Szaleństw ciąg dalszy

  • 2003-01-06 14:28
Dziś dopiero odbyły się kwalifikacje do konkursu w Bischofshofen. Dużo zamieszania i dużo emocji. Dystans jury pokonał Thomas Morgenstern. W konkursie Małysz, Bachleda i Mateja. Pochwała poza 50tka.

Kwalifikacje rozpoczeli austriacy z "dzikimi kartami" skacząc tak pięknie i daleko, że prawdopodbiństwo skrócenia rozbiegu było bardzo prawdopodobne. Tak też sie stalo. Nie pomogło to jednak, po dwóch próbach znów trzeba było zaczynać od nowa... Następna próba rozegrania kwalifikacji odbyła się z bramki 15tej. Dla przypomnienia, wczoraj najniższa bramka, z której startowali zawodnicy miała numer 21.
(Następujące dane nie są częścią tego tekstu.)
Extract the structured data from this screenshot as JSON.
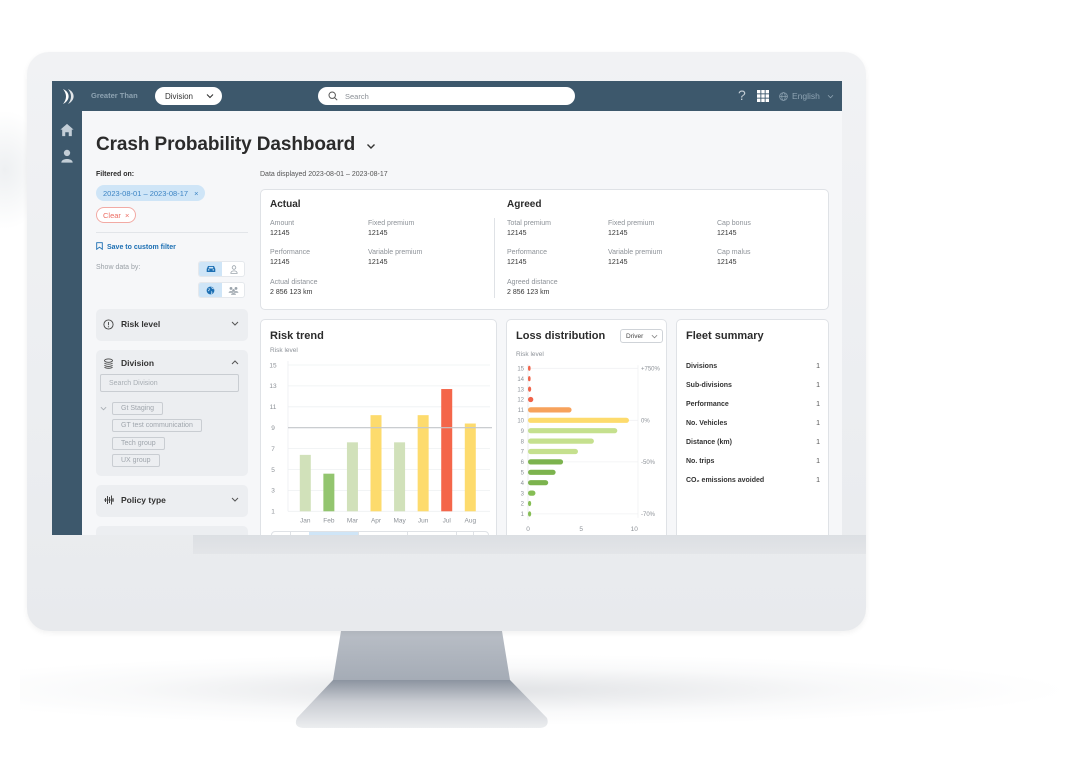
{
  "navbar": {
    "brand": "Greater Than",
    "division_select": {
      "selected": "Division"
    },
    "search": {
      "placeholder": "Search"
    },
    "help_label": "?",
    "language": "English"
  },
  "sidebar_nav": {
    "items": [
      {
        "icon": "home-icon"
      },
      {
        "icon": "person-icon"
      }
    ]
  },
  "page": {
    "title": "Crash Probability Dashboard",
    "data_displayed": "Data displayed 2023-08-01 – 2023-08-17"
  },
  "filters": {
    "filtered_on_label": "Filtered on:",
    "active_chips": [
      "2023-08-01 – 2023-08-17"
    ],
    "chip_close": "×",
    "clear_label": "Clear",
    "save_custom_filter_label": "Save to custom filter",
    "show_data_by_label": "Show data by:",
    "show_data_by": {
      "row1": {
        "options": [
          "vehicle",
          "driver"
        ],
        "selected": "vehicle"
      },
      "row2": {
        "options": [
          "global",
          "group"
        ],
        "selected": "global"
      }
    },
    "panels": [
      {
        "title": "Risk level",
        "icon": "info-circle-icon",
        "expanded": false
      },
      {
        "title": "Division",
        "icon": "layers-icon",
        "expanded": true,
        "search_placeholder": "Search Division",
        "tree": [
          "Gt Staging",
          "GT test communication",
          "Tech group",
          "UX group"
        ]
      },
      {
        "title": "Policy type",
        "icon": "policy-icon",
        "expanded": false
      }
    ]
  },
  "summary": {
    "actual": {
      "title": "Actual",
      "fields": [
        {
          "label": "Amount",
          "value": "12145"
        },
        {
          "label": "Fixed premium",
          "value": "12145"
        },
        {
          "label": "Performance",
          "value": "12145"
        },
        {
          "label": "Variable premium",
          "value": "12145"
        },
        {
          "label": "Actual distance",
          "value": "2 856 123 km"
        }
      ]
    },
    "agreed": {
      "title": "Agreed",
      "fields": [
        {
          "label": "Total premium",
          "value": "12145"
        },
        {
          "label": "Fixed premium",
          "value": "12145"
        },
        {
          "label": "Cap bonus",
          "value": "12145"
        },
        {
          "label": "Performance",
          "value": "12145"
        },
        {
          "label": "Variable premium",
          "value": "12145"
        },
        {
          "label": "Cap malus",
          "value": "12145"
        },
        {
          "label": "Agreed distance",
          "value": "2 856 123 km"
        }
      ]
    }
  },
  "risk_trend": {
    "title": "Risk trend",
    "ylabel": "Risk level",
    "period_selector_active_index": 2
  },
  "loss_distribution": {
    "title": "Loss distribution",
    "ylabel": "Risk level",
    "dropdown": "Driver"
  },
  "fleet_summary": {
    "title": "Fleet summary",
    "rows": [
      {
        "label": "Divisions",
        "value": "1"
      },
      {
        "label": "Sub-divisions",
        "value": "1"
      },
      {
        "label": "Performance",
        "value": "1"
      },
      {
        "label": "No. Vehicles",
        "value": "1"
      },
      {
        "label": "Distance (km)",
        "value": "1"
      },
      {
        "label": "No. trips",
        "value": "1"
      },
      {
        "label": "CO₂ emissions avoided",
        "value": "1"
      }
    ]
  },
  "colors": {
    "navbar": "#3d586c",
    "accent_blue": "#1c6fb3",
    "chip_bg": "#cfe5f7",
    "clear_red": "#ec6c62",
    "risk_red": "#f4664a",
    "risk_orange": "#f7a25c",
    "risk_yellow": "#fddb6d",
    "risk_light_green": "#d1e1ba",
    "risk_green": "#93c56f"
  },
  "chart_data": [
    {
      "type": "bar",
      "title": "Risk trend",
      "xlabel": "",
      "ylabel": "Risk level",
      "categories": [
        "Jan",
        "Feb",
        "Mar",
        "Apr",
        "May",
        "Jun",
        "Jul",
        "Aug"
      ],
      "values": [
        6.4,
        4.6,
        7.6,
        10.2,
        7.6,
        10.2,
        12.7,
        9.4
      ],
      "bar_colors": [
        "#d1e1ba",
        "#93c56f",
        "#d1e1ba",
        "#fddb6d",
        "#d1e1ba",
        "#fddb6d",
        "#f4664a",
        "#fddb6d"
      ],
      "yticks": [
        1,
        3,
        5,
        7,
        9,
        11,
        13,
        15
      ],
      "ylim": [
        1,
        15
      ],
      "reference_line": 9,
      "grid": true
    },
    {
      "type": "bar",
      "orientation": "horizontal",
      "title": "Loss distribution",
      "ylabel": "Risk level",
      "categories": [
        15,
        14,
        13,
        12,
        11,
        10,
        9,
        8,
        7,
        6,
        5,
        4,
        3,
        2,
        1
      ],
      "values": [
        0.15,
        0.15,
        0.3,
        0.5,
        4.1,
        9.5,
        8.4,
        6.2,
        4.7,
        3.3,
        2.6,
        1.9,
        0.7,
        0.3,
        0.3
      ],
      "bar_colors": [
        "#f0634a",
        "#f0634a",
        "#f0634a",
        "#f0634a",
        "#f7a25c",
        "#fddb6d",
        "#c5e08e",
        "#c5e08e",
        "#c5e08e",
        "#7cb34e",
        "#7cb34e",
        "#7cb34e",
        "#86be55",
        "#86be55",
        "#86be55"
      ],
      "xticks": [
        0,
        5,
        10
      ],
      "xlim": [
        0,
        10
      ],
      "right_annotations": [
        {
          "category": 15,
          "label": "+750%"
        },
        {
          "category": 10,
          "label": "0%"
        },
        {
          "category": 6,
          "label": "-50%"
        },
        {
          "category": 1,
          "label": "-70%"
        }
      ]
    }
  ]
}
Ilia Rosliakow upadł po skoku na i znów nastąpiła krótka przewa. Skaczący po nim uzyskiwali słabe odległości - w granicach 90tu metrów. Po wspaniałych skokach młodych austriaków było to bardzo rozczarowywujące. Pierwszy 100 metrów i to aż o 8,5m pokonał Maximilian Mechler.

Startujący z numerem 17 Anders Bardal osiągnął 116 metrów. Zaczynało się robić ciekawie. Wyprzedził go zaraz notą łączną Igor Medved.

Nieźle zaprezentował się Robert Mateja osiągając 114,5 plasując się jedynie za Bardalem i Medviedem. W tej fazie kwalifikacji oglądaliśmy głównie przyzwoite skoki, a startowali całkiem przeciętni w tym sezonie zawodniy. Groźba ponownego przerwania konkursu wisiała w powietrzu.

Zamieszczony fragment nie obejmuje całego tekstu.